An extension module implimenting the fast marching method

## Project description

scikit-fmm is an extension module which implements the fast marching method.

The fast marching method is used to model the evolution of boundaries and interfaces in a variety of application areas. More specifically, the fast marching method is a numerical technique for finding approximate solutions to boundary value problems of the Eikonal equation:

F(x) | grad T(x) | = 1.

Typically, such a problem describes the evolution of a closed curve as a function of time T with speed F(x)>0 in the normal direction at a point x on the curve. The speed function is specified, and the time at which the contour crosses a point x is obtained by solving the equation.

scikit-fmm is a simple module which provides two functions: distance(phi, dx=1.0) and travel_time(phi, speed, dx=1.0).

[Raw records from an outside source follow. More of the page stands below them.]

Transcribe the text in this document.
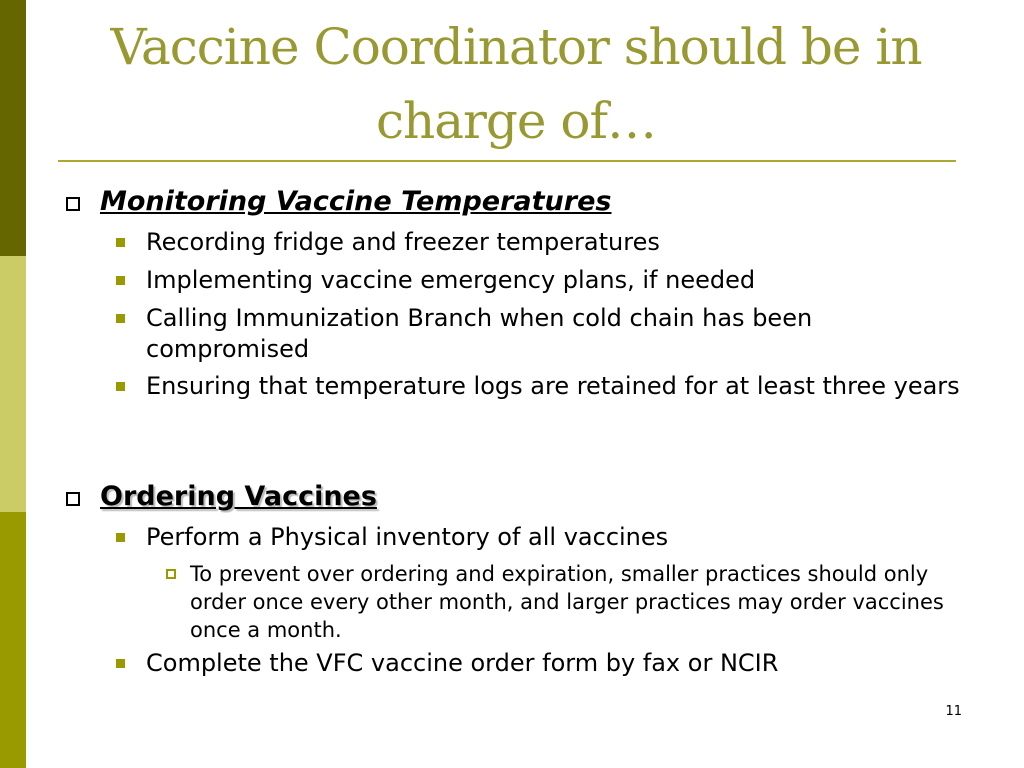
Vaccine Coordinator should be in charge of…
Monitoring Vaccine Temperatures
Recording fridge and freezer temperatures
Implementing vaccine emergency plans, if needed
Calling Immunization Branch when cold chain has been compromised
Ensuring that temperature logs are retained for at least three years
Ordering Vaccines
Perform a Physical inventory of all vaccines
To prevent over ordering and expiration, smaller practices should only order once every other month, and larger practices may order vaccines once a month.
Complete the VFC vaccine order form by fax or NCIR
11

The functions calculate the signed distance and travel time to an interface described by the zero contour of the input array phi.

>>> import skfmm
>>> import numpy as np
>>> phi = np.ones((3, 3))
>>> phi[1, 1] = -1
>>> skfmm.distance(phi)
array([[ 1.20710678,  0.5       ,  1.20710678],
[ 0.5       , -0.35355339,  0.5       ],
[ 1.20710678,  0.5       ,  1.20710678]])
>>> skfmm.travel_time(phi, speed = 3.0 * np.ones_like(phi))
array([[ 0.40236893,  0.16666667,  0.40236893],
[ 0.16666667,  0.11785113,  0.16666667],
[ 0.40236893,  0.16666667,  0.40236893]])

The input array can be of 1, 2, 3 or higher dimensions and can be a masked array.

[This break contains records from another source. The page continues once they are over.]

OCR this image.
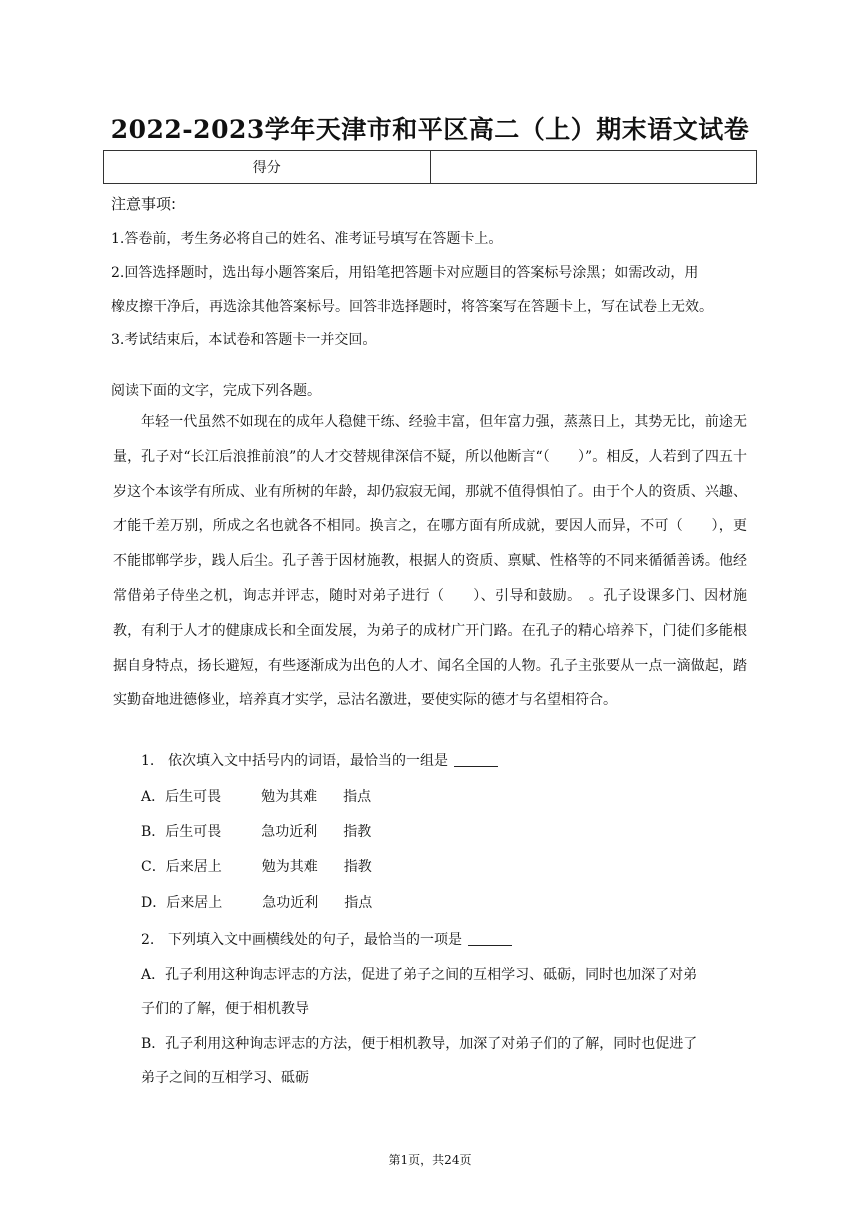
2022-2023学年天津市和平区高二（上）期末语文试卷
得分	
注意事项:
1.答卷前，考生务必将自己的姓名、准考证号填写在答题卡上。
2.回答选择题时，选出每小题答案后，用铅笔把答题卡对应题目的答案标号涂黑；如需改动，用
橡皮擦干净后，再选涂其他答案标号。回答非选择题时，将答案写在答题卡上，写在试卷上无效。
3.考试结束后，本试卷和答题卡一并交回。
阅读下面的文字，完成下列各题。

年轻一代虽然不如现在的成年人稳健干练、经验丰富，但年富力强，蒸蒸日上，其势无比，前途无量，孔子对“长江后浪推前浪”的人才交替规律深信不疑，所以他断言“（　　）”。相反，人若到了四五十岁这个本该学有所成、业有所树的年龄，却仍寂寂无闻，那就不值得惧怕了。由于个人的资质、兴趣、才能千差万别，所成之名也就各不相同。换言之，在哪方面有所成就，要因人而异，不可（　　），更不能邯郸学步，践人后尘。孔子善于因材施教，根据人的资质、禀赋、性格等的不同来循循善诱。他经常借弟子侍坐之机，询志并评志，随时对弟子进行（　　）、引导和鼓励。　。孔子设课多门、因材施教，有利于人才的健康成长和全面发展，为弟子的成材广开门路。在孔子的精心培养下，门徒们多能根据自身特点，扬长避短，有些逐渐成为出色的人才、闻名全国的人物。孔子主张要从一点一滴做起，踏实勤奋地进德修业，培养真才实学，忌沽名激进，要使实际的德才与名望相符合。

1. 依次填入文中括号内的词语，最恰当的一组是
A．后生可畏	勉为其难 指点
B．后生可畏	急功近利 指教
C．后来居上	勉为其难 指教
D．后来居上	急功近利 指点
2. 下列填入文中画横线处的句子，最恰当的一项是
A．孔子利用这种询志评志的方法，促进了弟子之间的互相学习、砥砺，同时也加深了对弟
子们的了解，便于相机教导
B．孔子利用这种询志评志的方法，便于相机教导，加深了对弟子们的了解，同时也促进了
弟子之间的互相学习、砥砺
第1页，共24页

Documentation: http://packages.python.org/scikit-fmm

Source Code: https://github.com/scikit-fmm/scikit-fmm

Requirements: Numpy and a C/C++ compiler (gcc/MinGW)

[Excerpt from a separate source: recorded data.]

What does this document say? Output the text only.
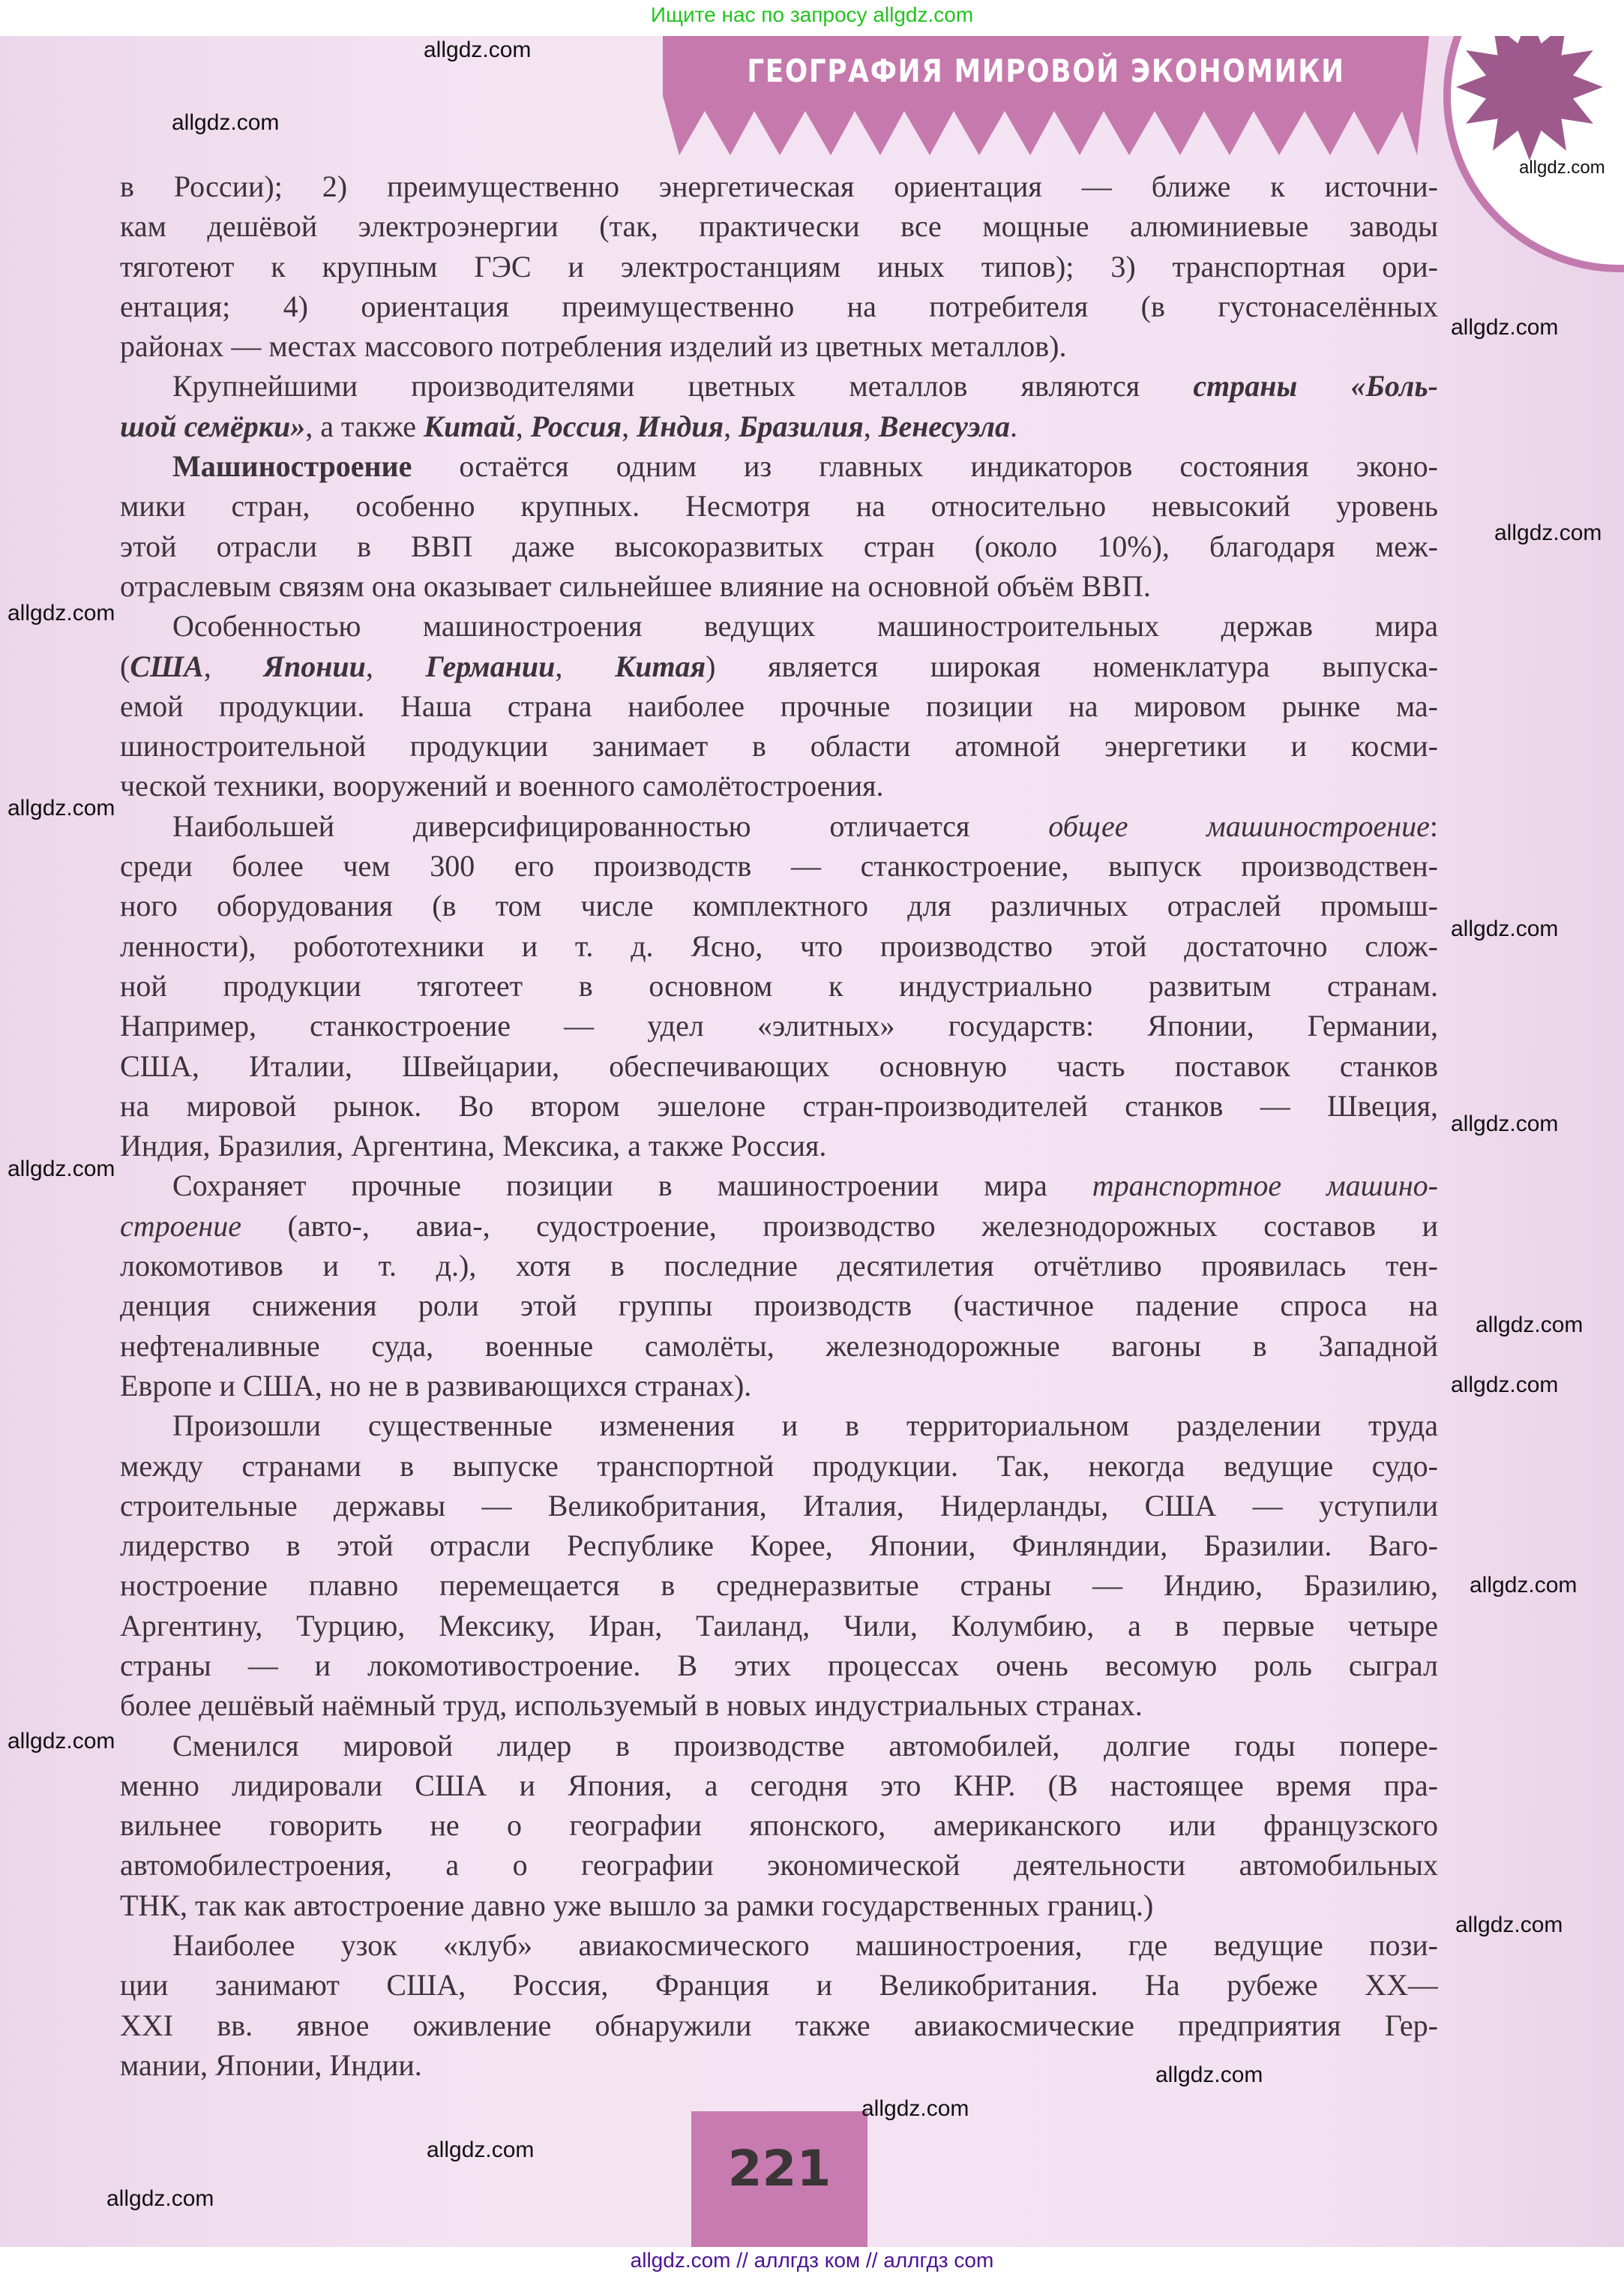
Ищите нас по запросу allgdz.com
ГЕОГРАФИЯ МИРОВОЙ ЭКОНОМИКИ
в России); 2) преимущественно энергетическая ориентация — ближе к источни-
кам дешёвой электроэнергии (так, практически все мощные алюминиевые заводы
тяготеют к крупным ГЭС и электростанциям иных типов); 3) транспортная ори-
ентация; 4) ориентация преимущественно на потребителя (в густонаселённых
районах — местах массового потребления изделий из цветных металлов).
Крупнейшими производителями цветных металлов являются страны «Боль-
шой семёрки», а также Китай, Россия, Индия, Бразилия, Венесуэла.
Машиностроение остаётся одним из главных индикаторов состояния эконо-
мики стран, особенно крупных. Несмотря на относительно невысокий уровень
этой отрасли в ВВП даже высокоразвитых стран (около 10%), благодаря меж-
отраслевым связям она оказывает сильнейшее влияние на основной объём ВВП.
Особенностью машиностроения ведущих машиностроительных держав мира
(США, Японии, Германии, Китая) является широкая номенклатура выпуска-
емой продукции. Наша страна наиболее прочные позиции на мировом рынке ма-
шиностроительной продукции занимает в области атомной энергетики и косми-
ческой техники, вооружений и военного самолётостроения.
Наибольшей диверсифицированностью отличается общее машиностроение:
среди более чем 300 его производств — станкостроение, выпуск производствен-
ного оборудования (в том числе комплектного для различных отраслей промыш-
ленности), робототехники и т. д. Ясно, что производство этой достаточно слож-
ной продукции тяготеет в основном к индустриально развитым странам.
Например, станкостроение — удел «элитных» государств: Японии, Германии,
США, Италии, Швейцарии, обеспечивающих основную часть поставок станков
на мировой рынок. Во втором эшелоне стран-производителей станков — Швеция,
Индия, Бразилия, Аргентина, Мексика, а также Россия.
Сохраняет прочные позиции в машиностроении мира транспортное машино-
строение (авто-, авиа-, судостроение, производство железнодорожных составов и
локомотивов и т. д.), хотя в последние десятилетия отчётливо проявилась тен-
денция снижения роли этой группы производств (частичное падение спроса на
нефтеналивные суда, военные самолёты, железнодорожные вагоны в Западной
Европе и США, но не в развивающихся странах).
Произошли существенные изменения и в территориальном разделении труда
между странами в выпуске транспортной продукции. Так, некогда ведущие судо-
строительные державы — Великобритания, Италия, Нидерланды, США — уступили
лидерство в этой отрасли Республике Корее, Японии, Финляндии, Бразилии. Ваго-
ностроение плавно перемещается в среднеразвитые страны — Индию, Бразилию,
Аргентину, Турцию, Мексику, Иран, Таиланд, Чили, Колумбию, а в первые четыре
страны — и локомотивостроение. В этих процессах очень весомую роль сыграл
более дешёвый наёмный труд, используемый в новых индустриальных странах.
Сменился мировой лидер в производстве автомобилей, долгие годы попере-
менно лидировали США и Япония, а сегодня это КНР. (В настоящее время пра-
вильнее говорить не о географии японского, американского или французского
автомобилестроения, а о географии экономической деятельности автомобильных
ТНК, так как автостроение давно уже вышло за рамки государственных границ.)
Наиболее узок «клуб» авиакосмического машиностроения, где ведущие пози-
ции занимают США, Россия, Франция и Великобритания. На рубеже XX—
XXI вв. явное оживление обнаружили также авиакосмические предприятия Гер-
мании, Японии, Индии.
221
allgdz.com
allgdz.com
allgdz.com
allgdz.com
allgdz.com
allgdz.com
allgdz.com
allgdz.com
allgdz.com
allgdz.com
allgdz.com
allgdz.com
allgdz.com
allgdz.com
allgdz.com
allgdz.com
allgdz.com
allgdz.com
allgdz.com
allgdz.com // аллгдз ком // аллгдз com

Bugs, questions, patches, feature requests:

Please use the scikit-fmm Github issue tracker. https://github.com/scikit-fmm/scikit-fmm/issues

Installing:

$python setup.py install Testing (requires nose):$ python tests/test_fmm.py

Building documentation (required sphinx and numpydoc):

\$ make html

Version History:

0.0.1: February 13 2012

Initial release

0.0.2: February 26th 2012

Including tests and docs in source distribution. Minor changes to documentation.